Un SMIC pour toutes et tous, dès 18 ans

Contribution de Pierre Deransart – Section PCF Cachan (Val de Marne)

De nombreux syndicats de retraités, dont la CGT, FO, Solidaire et la FSU revendiquent avec d’autres qu’il n’y ait plus de pension en dessous du SMIC. Mais pourquoi chacune et chacun ne pourrait-il avoir droit à un tel SMIC dès l’âge de 18 ans, comme reconnaissance de sa capacité à être pleinement citoyen ? N’y aurait-il pas là une voie forte pour faire bouger les lignes au sein de la lutte de classe ? Et c’est bien la question que nous nous posons dans ce débat : que pourrait-on faire pour que le PCF soit utile et force révolutionnaire à la hauteur des défis du siècle ? Comment en effet faire grandir l’influence communiste et sortir de notre image sociale-démocrate, sinon en inscrivant dans notre programme des mesures susceptibles de concerner une majorité et en même temps de porter des coups significatifs à l’économie ultra libérale ?

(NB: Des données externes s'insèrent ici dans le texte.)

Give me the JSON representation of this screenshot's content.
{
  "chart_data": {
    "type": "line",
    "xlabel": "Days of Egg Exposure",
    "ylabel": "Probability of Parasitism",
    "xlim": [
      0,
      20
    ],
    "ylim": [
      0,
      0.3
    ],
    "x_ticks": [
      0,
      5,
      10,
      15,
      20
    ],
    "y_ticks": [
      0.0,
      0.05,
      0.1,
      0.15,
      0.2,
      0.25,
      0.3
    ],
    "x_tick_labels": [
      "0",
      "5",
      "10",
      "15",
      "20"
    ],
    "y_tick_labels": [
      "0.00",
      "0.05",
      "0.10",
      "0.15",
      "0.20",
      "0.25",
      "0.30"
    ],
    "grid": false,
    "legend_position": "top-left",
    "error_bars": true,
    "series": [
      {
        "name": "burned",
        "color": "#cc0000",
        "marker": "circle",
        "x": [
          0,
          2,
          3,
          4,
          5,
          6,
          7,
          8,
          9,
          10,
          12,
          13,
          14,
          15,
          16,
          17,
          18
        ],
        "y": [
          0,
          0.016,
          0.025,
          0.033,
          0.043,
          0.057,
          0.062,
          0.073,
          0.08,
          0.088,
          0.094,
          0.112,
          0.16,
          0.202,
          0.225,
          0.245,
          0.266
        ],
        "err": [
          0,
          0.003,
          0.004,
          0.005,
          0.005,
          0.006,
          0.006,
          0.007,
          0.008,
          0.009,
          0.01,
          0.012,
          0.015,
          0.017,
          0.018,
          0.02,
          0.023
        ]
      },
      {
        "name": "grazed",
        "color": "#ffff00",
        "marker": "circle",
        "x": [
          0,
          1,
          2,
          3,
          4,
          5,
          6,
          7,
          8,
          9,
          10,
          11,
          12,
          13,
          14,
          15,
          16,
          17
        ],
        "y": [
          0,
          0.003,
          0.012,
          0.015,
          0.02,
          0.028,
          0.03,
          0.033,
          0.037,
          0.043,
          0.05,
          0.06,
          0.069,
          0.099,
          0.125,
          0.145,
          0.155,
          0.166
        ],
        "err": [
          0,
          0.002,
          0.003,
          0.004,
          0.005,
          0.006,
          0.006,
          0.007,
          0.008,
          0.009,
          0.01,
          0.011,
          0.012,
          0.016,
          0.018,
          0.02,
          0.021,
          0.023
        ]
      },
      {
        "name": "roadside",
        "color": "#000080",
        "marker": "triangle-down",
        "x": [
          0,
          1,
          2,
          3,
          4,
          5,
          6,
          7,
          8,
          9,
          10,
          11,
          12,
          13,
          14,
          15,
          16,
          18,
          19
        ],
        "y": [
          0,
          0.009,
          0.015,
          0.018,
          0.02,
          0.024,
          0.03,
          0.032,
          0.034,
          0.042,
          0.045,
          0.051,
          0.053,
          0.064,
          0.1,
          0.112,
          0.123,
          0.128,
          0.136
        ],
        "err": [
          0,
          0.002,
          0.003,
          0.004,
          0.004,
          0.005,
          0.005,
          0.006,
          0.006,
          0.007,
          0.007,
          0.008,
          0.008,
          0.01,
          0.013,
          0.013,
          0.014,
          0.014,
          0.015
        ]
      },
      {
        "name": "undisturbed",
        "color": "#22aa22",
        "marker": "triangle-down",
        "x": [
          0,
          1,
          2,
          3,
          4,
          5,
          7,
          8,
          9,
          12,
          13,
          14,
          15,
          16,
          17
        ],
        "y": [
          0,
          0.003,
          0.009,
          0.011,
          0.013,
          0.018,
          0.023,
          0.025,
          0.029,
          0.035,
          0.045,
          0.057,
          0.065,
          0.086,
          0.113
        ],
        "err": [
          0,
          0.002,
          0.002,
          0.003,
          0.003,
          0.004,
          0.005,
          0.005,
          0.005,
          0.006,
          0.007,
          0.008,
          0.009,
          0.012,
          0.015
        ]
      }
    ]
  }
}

Comment convaincre que le PCF est bien le parti qui lutte avec la classe des travailleurs, des salariés comme des pensionnés, la classe des surexploités, des invisibilisés, des derniers de cordée comme de toutes celles et ceux qui veulent un travail qui puisse donner du sens à leur vie ?

Comment donner des moyens à toutes celles et ceux des quartiers pour qu’ils puissent gagner en moyens et en sécurité pour maîtriser leur avenir ?

Autant de questions face auxquelles il serait urgent d’apporter des propositions précises et crédibles. Notre section a déjà eu l’occasion de proposer lors de notre congrès fédéral en 2023 d’étudier sérieusement une voie vers un communisme liée aux idées du salaire à vie telles que développées par Bernard Friot. Nous proposons de réfléchir à une étape vraisemblable sinon facile à mettre en œuvre : un premier niveau de salaire à vie au niveau d’un SMIC pour tous.

Compte-tenu de la situation de crise économique dans laquelle notre société est engagée, proposons d’instaurer sans attendre un salaire unique pour toutes et tous, dès l’âge de 18 ans, d’un montant au moins égal à un SMIC revalorisé, garanti jusqu’à la fin de la vie. Nous l’appellerons un premier niveau de salaire à vie ou plus simplement un SMIC à vie.

Notre objectif doit être de construire ensemble une société plus résiliente face aux défis des crises sanitaires, climatiques, économiques et sociales amplifiées par le capitalisme mondialisé. On ne résoudra pas tout d’un coup, mais il y a là déjà une possible réforme de grande ampleur qui, en touchant au cœur du capitalisme, serait aussi une manière de reconstruire une espérance réelle pour toutes et tous.

Voici une description succincte d’un projet possible, que je livre à la discussion.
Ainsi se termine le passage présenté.